I’m thankful for jeans. I’m thankful for denim. You know that rugged cotton twill textile, in which the weft passes under two or more warp threads.
It’s amazing something so great could originate in France and be perfected for the American cowboy. It’s almost as if the proper combination of French and American can achieve perfection (think French Fries).
I wear jeans everyday and I’m so grateful for these comfy, durable and now fashionably acceptable clothing staple.
Recently the trend in jeans has moved to the skinny jean. I hate it when fashion changes, because it means spending money to try to fit in. Then I find myself liking the new fashion and replacing perfectly good clothing out of cultural manipulation! So, I thought I would put together this little assessment as a Thanksgiving gift, to help everyone figure out if their jeans are within the range of acceptability.

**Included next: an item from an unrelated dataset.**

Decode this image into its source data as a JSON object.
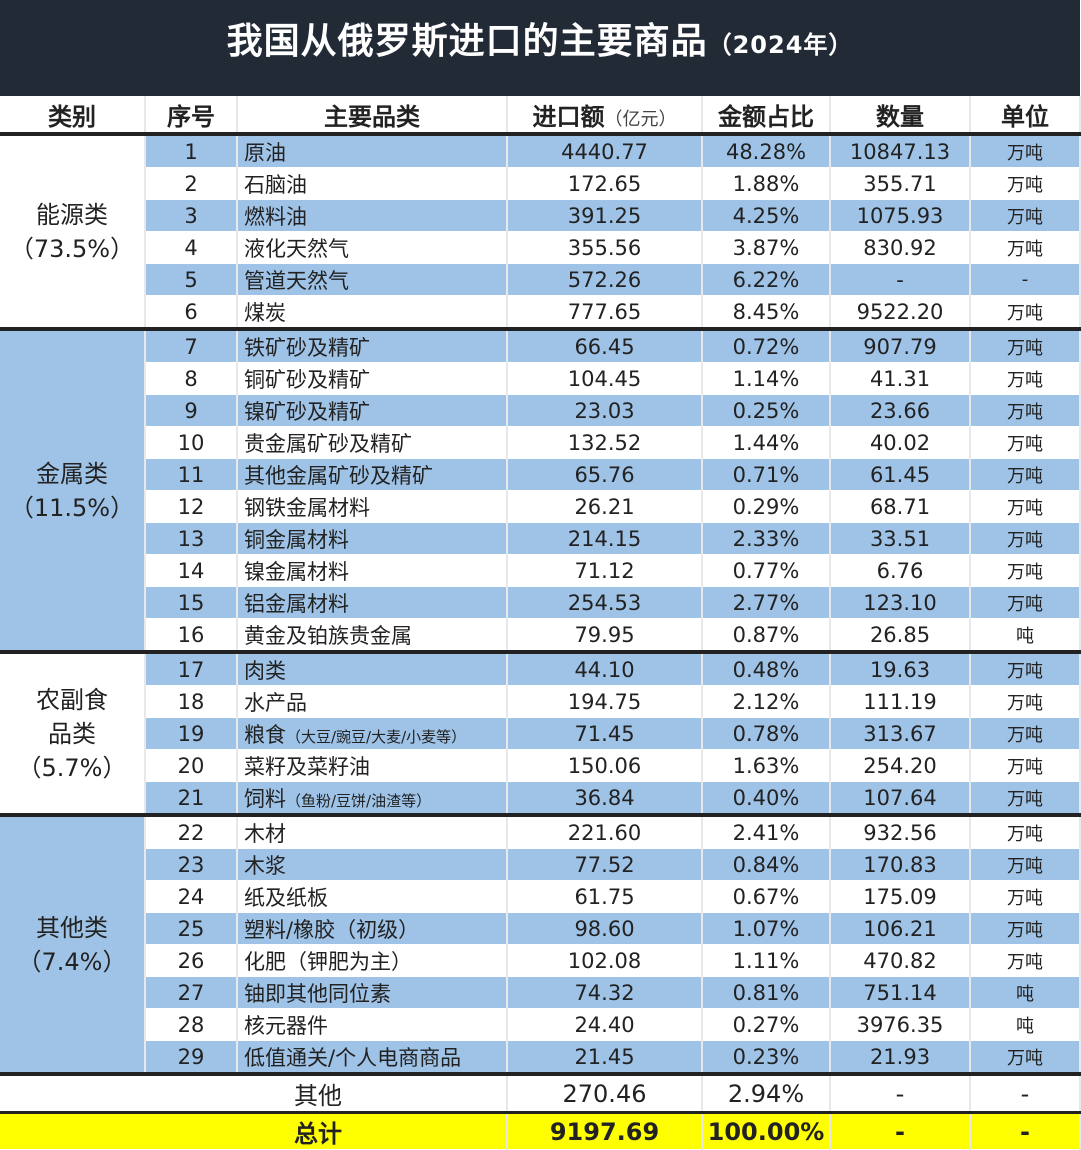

- People regularly comment on your calf muscles.
- You get dizzy after wearing them for more than four hours.
- Getting dressed involves any sort of tool.
- Hair has stopped growing on your legs.
- You can read the time on your phone when it’s in your pocket.
Not skinny enough?
- You hear bells ringing whenever you take a step.
- You trip regularly.
- You can go all day without noticing the fabric softener sheet that got stuck.
- Everyone wonders what kind of shoes you wear.
- You can carry a two-liter of soda in your back pocket.